Sycophants and sellouts, the lot of them.

 

 

 

When Otabek does text, the invitation stuns Yuri into silence for a full hour.

He’s ashamed to say that the first person he tells is the Katsudon—not to ask for permission or advice or anything stupid like that, of course, he’s not a _child_ , but just to talk. His grandpa always said that some things were so big, so incomprehensible, your heart would crumble around them if you didn’t give part of them to someone else to hold. Yuuri hums and _hmm_ s, purses up his lips like he’s making a heroic effort not to smile, and spends a good fifteen minutes dispensing unsolicited advice on how to find cheap air tickets online.

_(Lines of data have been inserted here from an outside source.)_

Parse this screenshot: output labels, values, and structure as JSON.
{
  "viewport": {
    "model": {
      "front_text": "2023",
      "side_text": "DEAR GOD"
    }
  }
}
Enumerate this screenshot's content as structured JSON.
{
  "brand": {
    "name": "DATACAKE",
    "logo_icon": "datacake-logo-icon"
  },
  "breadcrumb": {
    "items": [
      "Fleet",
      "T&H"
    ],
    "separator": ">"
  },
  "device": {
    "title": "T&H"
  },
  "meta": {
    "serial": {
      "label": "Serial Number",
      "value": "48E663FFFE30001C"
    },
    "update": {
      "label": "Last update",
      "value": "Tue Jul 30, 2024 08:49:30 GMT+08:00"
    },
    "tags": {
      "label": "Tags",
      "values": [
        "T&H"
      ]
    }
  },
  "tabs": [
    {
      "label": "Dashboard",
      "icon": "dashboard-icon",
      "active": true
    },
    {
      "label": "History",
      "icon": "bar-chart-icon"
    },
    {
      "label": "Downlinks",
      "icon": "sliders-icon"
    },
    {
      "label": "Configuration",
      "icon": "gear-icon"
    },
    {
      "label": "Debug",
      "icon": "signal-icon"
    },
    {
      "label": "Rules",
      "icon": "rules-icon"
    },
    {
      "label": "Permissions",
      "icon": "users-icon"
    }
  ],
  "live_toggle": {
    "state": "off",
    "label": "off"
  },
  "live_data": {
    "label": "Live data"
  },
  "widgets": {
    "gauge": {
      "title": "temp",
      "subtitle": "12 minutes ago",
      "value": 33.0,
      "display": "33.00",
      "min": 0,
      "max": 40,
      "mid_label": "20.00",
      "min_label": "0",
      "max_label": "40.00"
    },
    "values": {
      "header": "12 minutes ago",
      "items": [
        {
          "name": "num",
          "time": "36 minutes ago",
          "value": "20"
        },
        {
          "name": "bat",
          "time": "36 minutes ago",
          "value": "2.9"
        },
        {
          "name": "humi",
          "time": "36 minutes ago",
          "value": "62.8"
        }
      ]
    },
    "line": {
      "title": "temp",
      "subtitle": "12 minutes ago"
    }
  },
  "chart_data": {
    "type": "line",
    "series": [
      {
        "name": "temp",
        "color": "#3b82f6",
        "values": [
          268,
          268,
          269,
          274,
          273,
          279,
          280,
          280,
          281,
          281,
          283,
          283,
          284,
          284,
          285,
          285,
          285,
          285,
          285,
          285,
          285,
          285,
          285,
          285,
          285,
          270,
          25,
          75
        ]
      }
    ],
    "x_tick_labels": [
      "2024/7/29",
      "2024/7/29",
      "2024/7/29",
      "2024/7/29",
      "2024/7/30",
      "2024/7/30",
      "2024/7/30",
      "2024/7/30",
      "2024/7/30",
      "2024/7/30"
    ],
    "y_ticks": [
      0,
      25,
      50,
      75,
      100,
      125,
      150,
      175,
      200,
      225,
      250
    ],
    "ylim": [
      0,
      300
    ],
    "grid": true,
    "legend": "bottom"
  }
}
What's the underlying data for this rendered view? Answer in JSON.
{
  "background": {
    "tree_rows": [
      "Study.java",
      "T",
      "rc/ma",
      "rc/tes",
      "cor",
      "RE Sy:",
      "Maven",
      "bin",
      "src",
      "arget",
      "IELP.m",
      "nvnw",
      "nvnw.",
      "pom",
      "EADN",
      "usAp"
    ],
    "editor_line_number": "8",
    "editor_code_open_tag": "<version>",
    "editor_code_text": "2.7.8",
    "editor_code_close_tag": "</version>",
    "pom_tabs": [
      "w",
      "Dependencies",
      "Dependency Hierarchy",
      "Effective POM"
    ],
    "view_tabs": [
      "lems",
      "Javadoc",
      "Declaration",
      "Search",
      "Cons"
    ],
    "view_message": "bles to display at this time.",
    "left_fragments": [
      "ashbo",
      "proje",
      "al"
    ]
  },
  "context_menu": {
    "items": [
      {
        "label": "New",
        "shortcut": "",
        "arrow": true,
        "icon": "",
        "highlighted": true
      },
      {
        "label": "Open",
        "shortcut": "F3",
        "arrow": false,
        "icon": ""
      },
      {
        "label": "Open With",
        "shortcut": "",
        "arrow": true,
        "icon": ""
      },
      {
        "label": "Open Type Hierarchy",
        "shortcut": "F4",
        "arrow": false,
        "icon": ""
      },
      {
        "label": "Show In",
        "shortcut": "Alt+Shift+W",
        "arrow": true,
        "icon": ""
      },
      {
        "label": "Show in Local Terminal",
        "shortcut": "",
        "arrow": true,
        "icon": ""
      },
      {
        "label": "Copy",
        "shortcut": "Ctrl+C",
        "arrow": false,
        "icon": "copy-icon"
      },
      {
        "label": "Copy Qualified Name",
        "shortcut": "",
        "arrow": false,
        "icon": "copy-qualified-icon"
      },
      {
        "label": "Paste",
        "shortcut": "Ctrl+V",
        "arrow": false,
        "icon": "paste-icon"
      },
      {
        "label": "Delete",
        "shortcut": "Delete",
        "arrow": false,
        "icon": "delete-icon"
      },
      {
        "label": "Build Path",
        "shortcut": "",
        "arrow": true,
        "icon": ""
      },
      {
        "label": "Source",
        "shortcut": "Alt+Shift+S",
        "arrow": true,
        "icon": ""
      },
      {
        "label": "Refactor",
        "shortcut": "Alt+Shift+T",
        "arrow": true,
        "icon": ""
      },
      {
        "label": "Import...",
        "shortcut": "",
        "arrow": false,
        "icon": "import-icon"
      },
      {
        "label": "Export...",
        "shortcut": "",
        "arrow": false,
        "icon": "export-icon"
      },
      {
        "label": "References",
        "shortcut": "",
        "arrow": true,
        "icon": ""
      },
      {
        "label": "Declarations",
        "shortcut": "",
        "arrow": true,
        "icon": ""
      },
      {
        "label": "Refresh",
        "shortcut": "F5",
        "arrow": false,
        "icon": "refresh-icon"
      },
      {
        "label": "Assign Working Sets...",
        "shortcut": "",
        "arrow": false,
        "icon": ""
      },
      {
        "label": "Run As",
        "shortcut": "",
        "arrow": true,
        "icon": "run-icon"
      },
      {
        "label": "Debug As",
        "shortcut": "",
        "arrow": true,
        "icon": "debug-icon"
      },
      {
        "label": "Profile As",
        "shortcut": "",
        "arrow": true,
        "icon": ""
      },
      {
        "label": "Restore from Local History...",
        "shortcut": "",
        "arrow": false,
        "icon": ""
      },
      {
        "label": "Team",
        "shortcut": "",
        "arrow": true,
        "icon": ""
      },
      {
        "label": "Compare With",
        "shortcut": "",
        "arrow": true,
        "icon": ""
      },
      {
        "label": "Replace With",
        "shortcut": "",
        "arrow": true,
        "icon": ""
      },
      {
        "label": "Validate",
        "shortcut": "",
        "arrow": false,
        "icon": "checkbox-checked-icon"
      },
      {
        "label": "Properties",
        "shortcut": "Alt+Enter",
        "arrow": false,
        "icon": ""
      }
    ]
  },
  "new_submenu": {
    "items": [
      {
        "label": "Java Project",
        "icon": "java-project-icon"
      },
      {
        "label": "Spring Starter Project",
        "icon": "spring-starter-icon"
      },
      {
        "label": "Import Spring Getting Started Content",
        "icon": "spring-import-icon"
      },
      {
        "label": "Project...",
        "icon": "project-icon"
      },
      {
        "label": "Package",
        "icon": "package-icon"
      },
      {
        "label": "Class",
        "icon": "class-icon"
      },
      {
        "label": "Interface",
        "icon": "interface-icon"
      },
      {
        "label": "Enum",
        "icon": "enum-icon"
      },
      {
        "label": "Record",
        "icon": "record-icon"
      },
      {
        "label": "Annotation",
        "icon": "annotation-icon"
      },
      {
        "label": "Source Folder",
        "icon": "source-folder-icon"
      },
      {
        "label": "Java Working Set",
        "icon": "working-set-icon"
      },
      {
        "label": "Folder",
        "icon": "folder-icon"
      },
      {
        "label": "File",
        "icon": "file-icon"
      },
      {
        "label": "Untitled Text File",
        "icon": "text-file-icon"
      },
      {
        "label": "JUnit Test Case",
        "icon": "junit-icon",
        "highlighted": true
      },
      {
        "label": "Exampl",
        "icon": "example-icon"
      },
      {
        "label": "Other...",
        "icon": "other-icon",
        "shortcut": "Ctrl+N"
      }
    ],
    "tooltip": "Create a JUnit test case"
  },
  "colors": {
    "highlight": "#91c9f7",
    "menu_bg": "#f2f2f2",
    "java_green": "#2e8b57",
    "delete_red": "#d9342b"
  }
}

Yuri collects himself, and goes to figure out how to squeeze his four new tiger-striped hoodies into his suitcase.

The apartment in Almaty is nice. It’s small and cluttered, but in a cosy, lived-in way that doesn’t feel as claustrophobic as some of the dorms Yuri has inhabited. Otabek lives with his mother, his father, his grandmother and his little sister, all of whom receive Yuri at the door with such effusive warmth that he doesn’t quite know what to do with his face. He settles for staring around and nodding, and muttering mostly incoherent thanks.

“You’ll have to sleep in here with me,” Otabek says, waving to the spare mattress wedged into the corner of his room between the wardrobe and the bed. He is uncharacteristically twitchy today. Jumpy. Even—Yuri lets himself think it—nervous. “We don’t have a guest room. Sorry.”

“I’ll live,” Yuri says. Voice flat, scowl in place, so he gives nothing away. The truth is, he likes the low slanting roof that would have posed him no problem a year ago, but now forces him to mind his head and the expansiveness of his gestures. He likes the view of the city from the window, the blue-grey shapes of distant mountains, how he can hear the purr of traffic from the road below. He even likes the grubby old teddy bear on the bed, fur matted, left eye slightly out of place, as if it’s fallen off and been stitched back by an inexpert hand.

“That’s not the bear you bring to competitions,” he observes, for lack of anything else to say.

“It’s not very photogenic,” says Otabek. He doesn’t seem embarrassed. “I’ve had it since I was a kid.”

“Nice,” says Yuri, and he means it. “What’s it called?”

In hindsight, taking recent developments into consideration, this is skating on thin ice. Otabek does start to look shifty, and Yuri gapes at him in horror. “Oh, _no._ ”

“No!” says Otabek. His face is as carefully blank as ever, but his cheeks are bright pink. The part of Yuri’s brain that enjoys the pairing of deep black fabrics with sequins and leopard spots marks the interesting contrast this creates. “No, it’s not—”

“It’s not called Viktor?” asks Yuri suspiciously. 

“Of course not,” says Otabek. “It’s called Yura.”

His face is redder than ever. He offers a tiny, sheepish smile, and Yuri finds his own face cracking into an answering grin. There’s hope for one of them, at least.